Christian Dawkins is in federal prison. Will Wade is at home. This is a story about sports, money, college basketball, a corrupt justice system, and racism. It’s an American saga.
Since this is the week where everyone starts paying attention to college basketball, it’s the perfect time to remind folks that the FBI’s 2017 investigation into the sport was a complete waste of time that only helped prove how flawed the system is.
Last week, LSU finally fired Wade as its head coach years after he was on an FBI wiretap talking to Dawkins, a former middleman, about paying players. The NCAA’s findings into what Wade was doing are what made LSU finally show him the door, not when the feds originally came knocking. However, Wade is just a blip in this story given the juicier chapters that are being overlooked. A few weeks ago, Dawkins attempted to get a new trial in his case because Scott Carpenter — the undercover FBI agent that Dawkins was unknowingly working with — pleaded guilty to one misdemeanor count of conversion of government money because he took $13,500 of the money that was supposed to be going to Dawkins so that he could funnel it to the players, from the coaches, that the FBI was targeting, and instead used it to gamble while the meetings were happening in Las Vegas.

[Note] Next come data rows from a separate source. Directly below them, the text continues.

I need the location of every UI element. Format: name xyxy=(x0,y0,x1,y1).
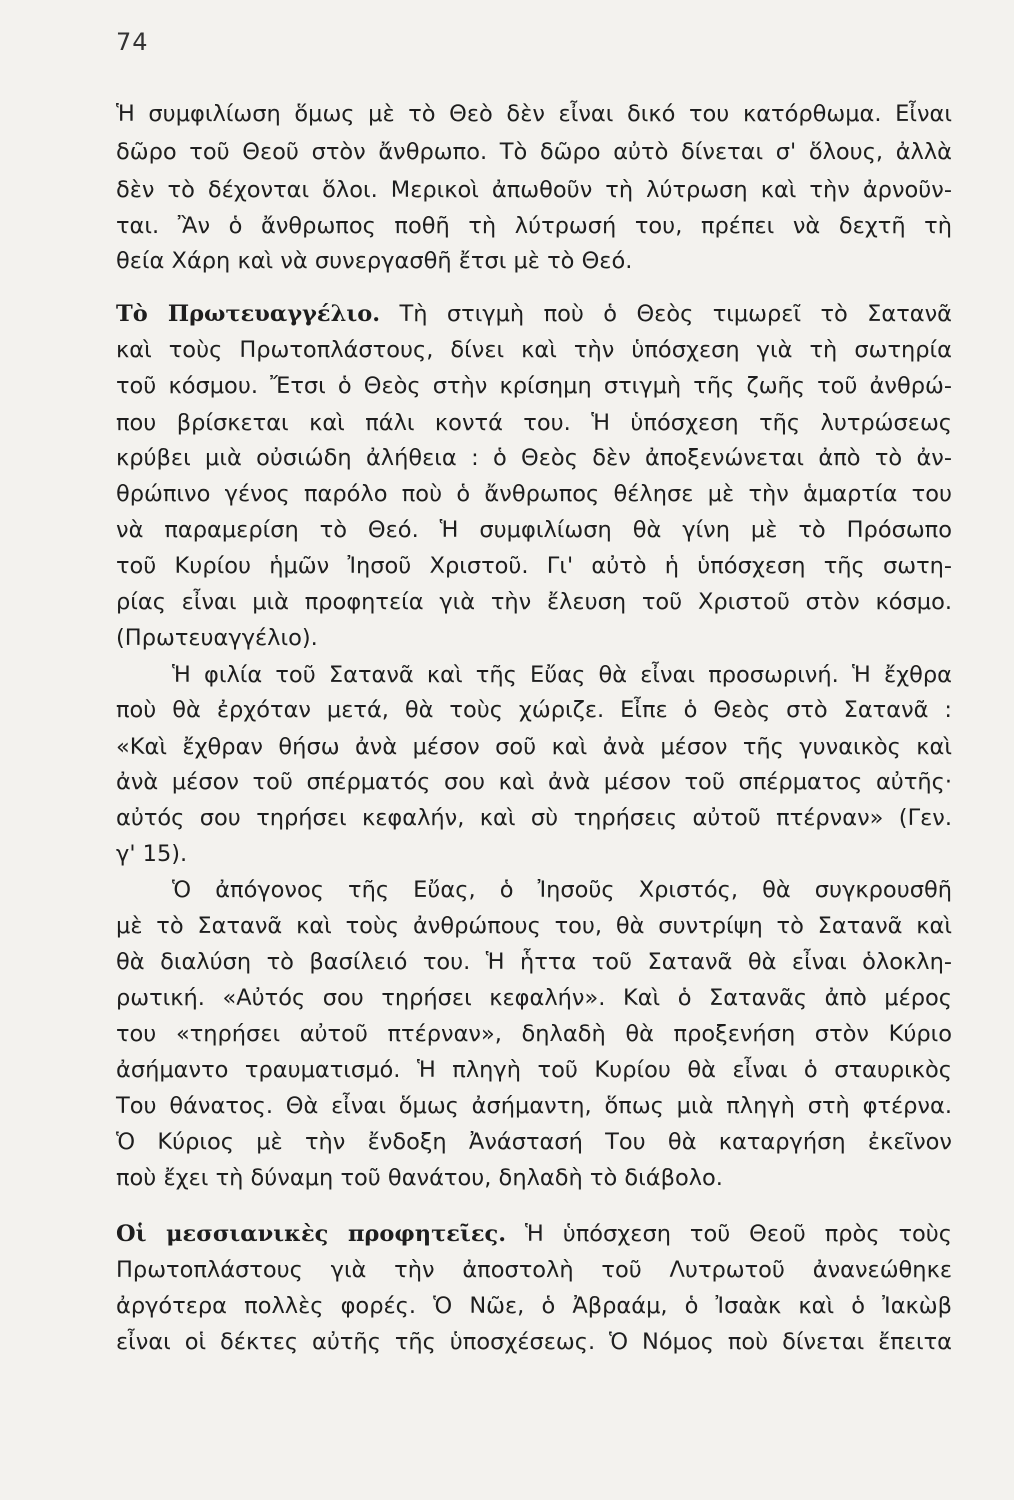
text-line: θεία Χάρη καὶ νὰ συνεργασθῆ ἔτσι μὲ τὸ Θεό. xyxy=(116,248,633,274)
text-line: ἀσήμαντο τραυματισμό. Ἡ πληγὴ τοῦ Κυρίου θὰ εἶναι ὁ σταυρικὸς xyxy=(116,1057,952,1083)
text-line: Ὁ ἀπόγονος τῆς Εὔας, ὁ Ἰησοῦς Χριστός, θὰ συγκρουσθῆ xyxy=(172,877,952,903)
text-line: ἀνὰ μέσον τοῦ σπέρματός σου καὶ ἀνὰ μέσον τοῦ σπέρματος αὐτῆς· xyxy=(116,769,952,795)
text-run: Τὴ στιγμὴ ποὺ ὁ Θεὸς τιμωρεῖ τὸ Σατανᾶ xyxy=(380,301,952,327)
text-line: Ἡ φιλία τοῦ Σατανᾶ καὶ τῆς Εὔας θὰ εἶναι προσωρινή. Ἡ ἔχθρα xyxy=(172,662,952,688)
text-line: δὲν τὸ δέχονται ὅλοι. Μερικοὶ ἀπωθοῦν τὴ λύτρωση καὶ τὴν ἀρνοῦν- xyxy=(116,177,952,203)
text-line: «Καὶ ἔχθραν θήσω ἀνὰ μέσον σοῦ καὶ ἀνὰ μέσον τῆς γυναικὸς καὶ xyxy=(116,734,952,760)
paragraph-line xyxy=(116,1218,952,1250)
text-line: καὶ τοὺς Πρωτοπλάστους, δίνει καὶ τὴν ὑπόσχεση γιὰ τὴ σωτηρία xyxy=(116,337,952,363)
text-line: Πρωτοπλάστους γιὰ τὴν ἀποστολὴ τοῦ Λυτρωτοῦ ἀνανεώθηκε xyxy=(116,1257,952,1283)
section-heading-messianic-prophecies: Οἱ μεσσιανικὲς προφητεῖες. xyxy=(116,1221,507,1247)
text-line: του «τηρήσει αὐτοῦ πτέρναν», δηλαδὴ θὰ προξενήση στὸν Κύριο xyxy=(116,1021,952,1047)
text-line: δῶρο τοῦ Θεοῦ στὸν ἄνθρωπο. Τὸ δῶρο αὐτὸ δίνεται σ' ὅλους, ἀλλὰ xyxy=(116,139,952,165)
text-line: γ' 15). xyxy=(116,841,188,867)
text-line: τοῦ Κυρίου ἡμῶν Ἰησοῦ Χριστοῦ. Γι' αὐτὸ ἡ ὑπόσχεση τῆς σωτη- xyxy=(116,553,952,579)
section-heading-protoevangelium: Τὸ Πρωτευαγγέλιο. xyxy=(116,301,381,327)
text-line: ποὺ θὰ ἐρχόταν μετά, θὰ τοὺς χώριζε. Εἶπε ὁ Θεὸς στὸ Σατανᾶ : xyxy=(116,697,952,723)
text-line: ρωτική. «Αὐτός σου τηρήσει κεφαλήν». Καὶ ὁ Σατανᾶς ἀπὸ μέρος xyxy=(116,985,952,1011)
page-number: 74 xyxy=(116,28,149,56)
text-line: τοῦ κόσμου. Ἔτσι ὁ Θεὸς στὴν κρίσημη στιγμὴ τῆς ζωῆς τοῦ ἀνθρώ- xyxy=(116,373,952,399)
text-line: (Πρωτευαγγέλιο). xyxy=(116,625,318,651)
text-run: Ἡ ὑπόσχεση τοῦ Θεοῦ πρὸς τοὺς xyxy=(506,1221,952,1247)
text-line: που βρίσκεται καὶ πάλι κοντά του. Ἡ ὑπόσχεση τῆς λυτρώσεως xyxy=(116,410,952,436)
text-line: αὐτός σου τηρήσει κεφαλήν, καὶ σὺ τηρήσεις αὐτοῦ πτέρναν» (Γεν. xyxy=(116,805,952,831)
text-line: ποὺ ἔχει τὴ δύναμη τοῦ θανάτου, δηλαδὴ τὸ διάβολο. xyxy=(116,1165,723,1191)
text-line: κρύβει μιὰ οὐσιώδη ἀλήθεια : ὁ Θεὸς δὲν ἀποξενώνεται ἀπὸ τὸ ἀν- xyxy=(116,445,952,471)
text-line: Ὁ Κύριος μὲ τὴν ἔνδοξη Ἀνάστασή Του θὰ καταργήση ἐκεῖνον xyxy=(116,1129,952,1155)
text-line: θὰ διαλύση τὸ βασίλειό του. Ἡ ἧττα τοῦ Σατανᾶ θὰ εἶναι ὁλοκλη- xyxy=(116,949,952,975)
text-line: μὲ τὸ Σατανᾶ καὶ τοὺς ἀνθρώπους του, θὰ συντρίψη τὸ Σατανᾶ καὶ xyxy=(116,913,952,939)
text-line: ται. Ἂν ὁ ἄνθρωπος ποθῆ τὴ λύτρωσή του, πρέπει νὰ δεχτῆ τὴ xyxy=(116,213,952,239)
paragraph-line xyxy=(116,298,952,330)
text-line: νὰ παραμερίση τὸ Θεό. Ἡ συμφιλίωση θὰ γίνη μὲ τὸ Πρόσωπο xyxy=(116,517,952,543)
text-line: Ἡ συμφιλίωση ὅμως μὲ τὸ Θεὸ δὲν εἶναι δικό του κατόρθωμα. Εἶναι xyxy=(116,101,952,127)
text-line: θρώπινο γένος παρόλο ποὺ ὁ ἄνθρωπος θέλησε μὲ τὴν ἁμαρτία του xyxy=(116,481,952,507)
text-line: Του θάνατος. Θὰ εἶναι ὅμως ἀσήμαντη, ὅπως μιὰ πληγὴ στὴ φτέρνα. xyxy=(116,1093,952,1119)
text-line: εἶναι οἱ δέκτες αὐτῆς τῆς ὑποσχέσεως. Ὁ Νόμος ποὺ δίνεται ἔπειτα xyxy=(116,1329,952,1355)
text-line: ἀργότερα πολλὲς φορές. Ὁ Νῶε, ὁ Ἀβραάμ, ὁ Ἰσαὰκ καὶ ὁ Ἰακὼβ xyxy=(116,1293,952,1319)
text-line: ρίας εἶναι μιὰ προφητεία γιὰ τὴν ἔλευση τοῦ Χριστοῦ στὸν κόσμο. xyxy=(116,589,952,615)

For now, we have to wait until May before we find out what will happen to Carpenter as that’s when his sentencing is scheduled as he’s facing a maximum of one year in prison, supervised release, and restitution. But, given the circumstances, don’t be surprised if he gets off with probation. And if that happens, it’s just another example of how messed up all of this is as Dawkins is serving an 18-month federal sentence, while his co-defendants Merl Code and Jim Gatto, who both worked at Adidas, are currently serving one-year and nine-month sentences, respectively. Former Arizona assistant coach Book Richardson already completed a three-month sentence. His boss, former Arizona head coach Sean Miller, along with Wade and Rick Pitino haven’t seen handcuffs. Everybody that the FBI initially went after is free — except maybe one of their own — while all the Black assistant coaches and Dawkins are the ones that are actually being punished.

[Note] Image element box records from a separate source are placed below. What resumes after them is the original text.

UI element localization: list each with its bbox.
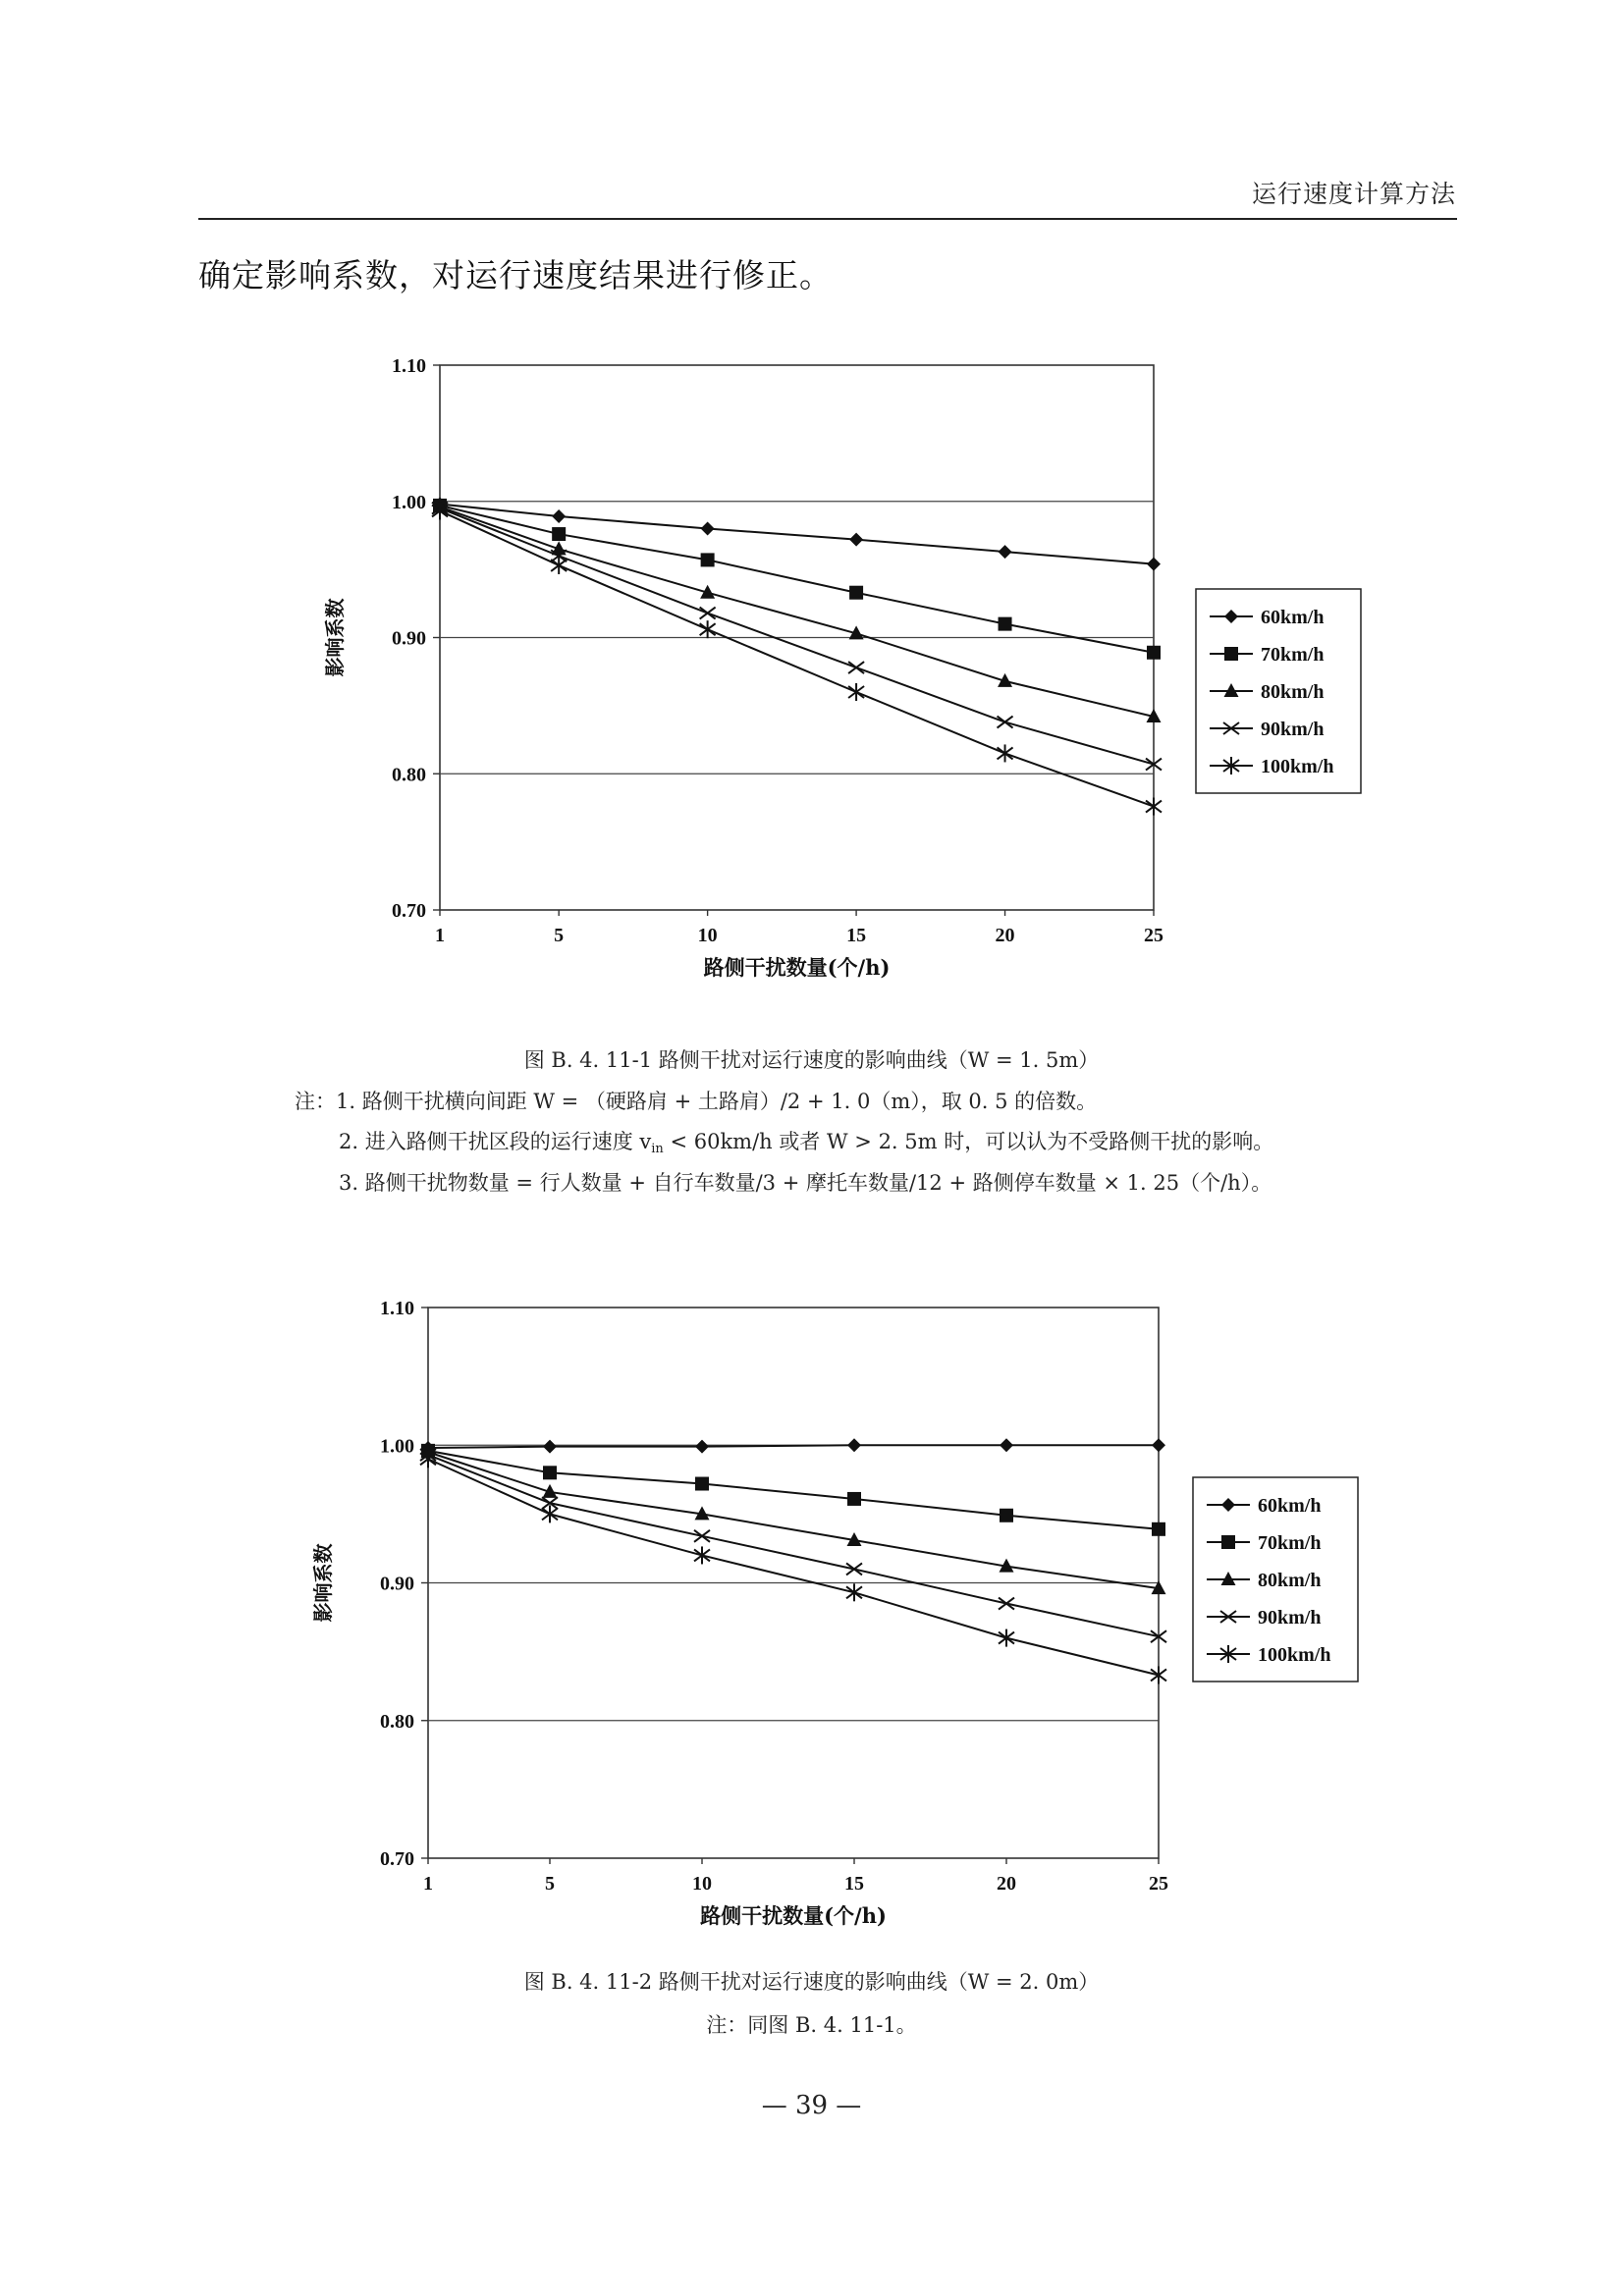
x-tick-label: 20 bbox=[997, 1873, 1016, 1895]
x-tick-label: 15 bbox=[844, 1873, 864, 1895]
x-axis-title: 路侧干扰数量(个/h) bbox=[703, 955, 891, 980]
chart-figure-1 bbox=[0, 344, 1623, 1021]
x-tick-label: 15 bbox=[846, 925, 867, 946]
legend-label: 100km/h bbox=[1261, 756, 1334, 777]
legend-label: 70km/h bbox=[1261, 644, 1325, 666]
data-point bbox=[847, 1492, 861, 1506]
legend-label: 90km/h bbox=[1261, 719, 1325, 740]
x-tick-label: 20 bbox=[995, 925, 1015, 946]
legend-label: 100km/h bbox=[1258, 1644, 1331, 1666]
legend-label: 80km/h bbox=[1261, 681, 1325, 703]
chart-figure-2 bbox=[0, 1286, 1623, 1953]
x-tick-label: 10 bbox=[697, 925, 718, 946]
y-tick-label: 1.10 bbox=[392, 355, 426, 377]
y-tick-label: 1.10 bbox=[380, 1298, 414, 1319]
legend bbox=[1196, 589, 1361, 793]
data-point bbox=[1152, 1522, 1165, 1536]
note-2-subscript: in bbox=[651, 1142, 664, 1156]
x-tick-label: 25 bbox=[1144, 925, 1163, 946]
y-tick-label: 0.80 bbox=[380, 1710, 414, 1733]
x-tick-label: 5 bbox=[545, 1873, 555, 1895]
data-point bbox=[1147, 646, 1161, 660]
page-number: — 39 — bbox=[761, 2091, 862, 2120]
data-point bbox=[552, 527, 566, 541]
y-tick-label: 0.70 bbox=[392, 900, 426, 922]
x-tick-label: 5 bbox=[554, 925, 565, 946]
y-tick-label: 0.70 bbox=[380, 1848, 414, 1870]
figure-2-note: 注：同图 B. 4. 11-1。 bbox=[706, 2013, 917, 2037]
x-tick-label: 1 bbox=[435, 925, 445, 946]
y-tick-label: 1.00 bbox=[392, 491, 426, 513]
legend-label: 70km/h bbox=[1258, 1532, 1322, 1554]
figure-1-note-1: 注：1. 路侧干扰横向间距 W = （硬路肩 + 土路肩）/2 + 1. 0（m），取 0. 5 的倍数。 bbox=[295, 1090, 1098, 1113]
legend-marker bbox=[1224, 647, 1238, 661]
intro-paragraph: 确定影响系数，对运行速度结果进行修正。 bbox=[198, 256, 833, 294]
x-axis-title: 路侧干扰数量(个/h) bbox=[700, 1903, 887, 1928]
note-2-part-a: 2. 进入路侧干扰区段的运行速度 v bbox=[339, 1130, 652, 1153]
data-point bbox=[701, 553, 715, 566]
legend-label: 60km/h bbox=[1258, 1495, 1322, 1517]
data-point bbox=[543, 1466, 557, 1479]
figure-2-caption: 图 B. 4. 11-2 路侧干扰对运行速度的影响曲线（W = 2. 0m） bbox=[523, 1970, 1100, 1994]
y-tick-label: 0.90 bbox=[380, 1573, 414, 1595]
data-point bbox=[849, 586, 863, 600]
note-2-part-b: < 60km/h 或者 W > 2. 5m 时，可以认为不受路侧干扰的影响。 bbox=[663, 1130, 1274, 1153]
legend-marker bbox=[1221, 1535, 1235, 1549]
data-point bbox=[695, 1477, 709, 1491]
figure-1-note-3: 3. 路侧干扰物数量 = 行人数量 + 自行车数量/3 + 摩托车数量/12 + 路侧停车数量 × 1. 25（个/h）。 bbox=[339, 1171, 1272, 1195]
x-tick-label: 25 bbox=[1149, 1873, 1168, 1895]
header-rule bbox=[198, 218, 1457, 220]
y-axis-title: 影响系数 bbox=[311, 1543, 335, 1623]
running-header-title: 运行速度计算方法 bbox=[1251, 180, 1456, 208]
data-point bbox=[1000, 1509, 1013, 1522]
y-tick-label: 0.90 bbox=[392, 627, 426, 650]
x-tick-label: 1 bbox=[423, 1873, 433, 1895]
figure-1-note-2 bbox=[339, 1126, 1273, 1156]
x-tick-label: 10 bbox=[692, 1873, 712, 1895]
y-tick-label: 1.00 bbox=[380, 1435, 414, 1458]
legend-label: 80km/h bbox=[1258, 1570, 1322, 1591]
data-point bbox=[999, 617, 1012, 631]
y-axis-title: 影响系数 bbox=[323, 598, 347, 677]
legend-label: 60km/h bbox=[1261, 607, 1325, 628]
figure-1-caption: 图 B. 4. 11-1 路侧干扰对运行速度的影响曲线（W = 1. 5m） bbox=[523, 1048, 1100, 1072]
y-tick-label: 0.80 bbox=[392, 764, 426, 786]
legend bbox=[1193, 1477, 1358, 1682]
legend-label: 90km/h bbox=[1258, 1607, 1322, 1629]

“One hundred percent talking about money,” Dawkins said about Wade in the documentary. “Just audacity, you gotta take your hat off to him, man. He not only didn’t get charged for anything, not only did the government have all this information and evidence and nothing was happening on a criminal level, he also basically just said [expletive] you to the NCAA and to the university he worked for. Man, that was some G [expletive]. And he said [expletive] you to the people that wasn’t with him and he still got to keep his job and make millions of dollars. It’s like the perfect storm. This is the life. [Expletive], they’re paying him a lot money to win games, bro. … Will Wade is definitely a [expletive] gangster for what he did.”
After the documentary came out, LSU suspended Wade because of it and wanted to talk to him about it. Wade then doubled-down and refused to talk to his bosses until the investigation was over. The bold decision worked, as Wade still had a job until last week.
As we approach the start of the NCAA tournament, and as we’re four months from the first anniversary of NIL, it makes you think about how all this happened because the FBI wanted to investigate the “corruptness” of a sport that puts on an annual tournament that’s responsible for making up close to 98 percent of the NCAA’s annual revenue, while none of the players were able to make money until this past summer. And when you realize that, it makes it clear that Christian Dawkins should be the last person in prison.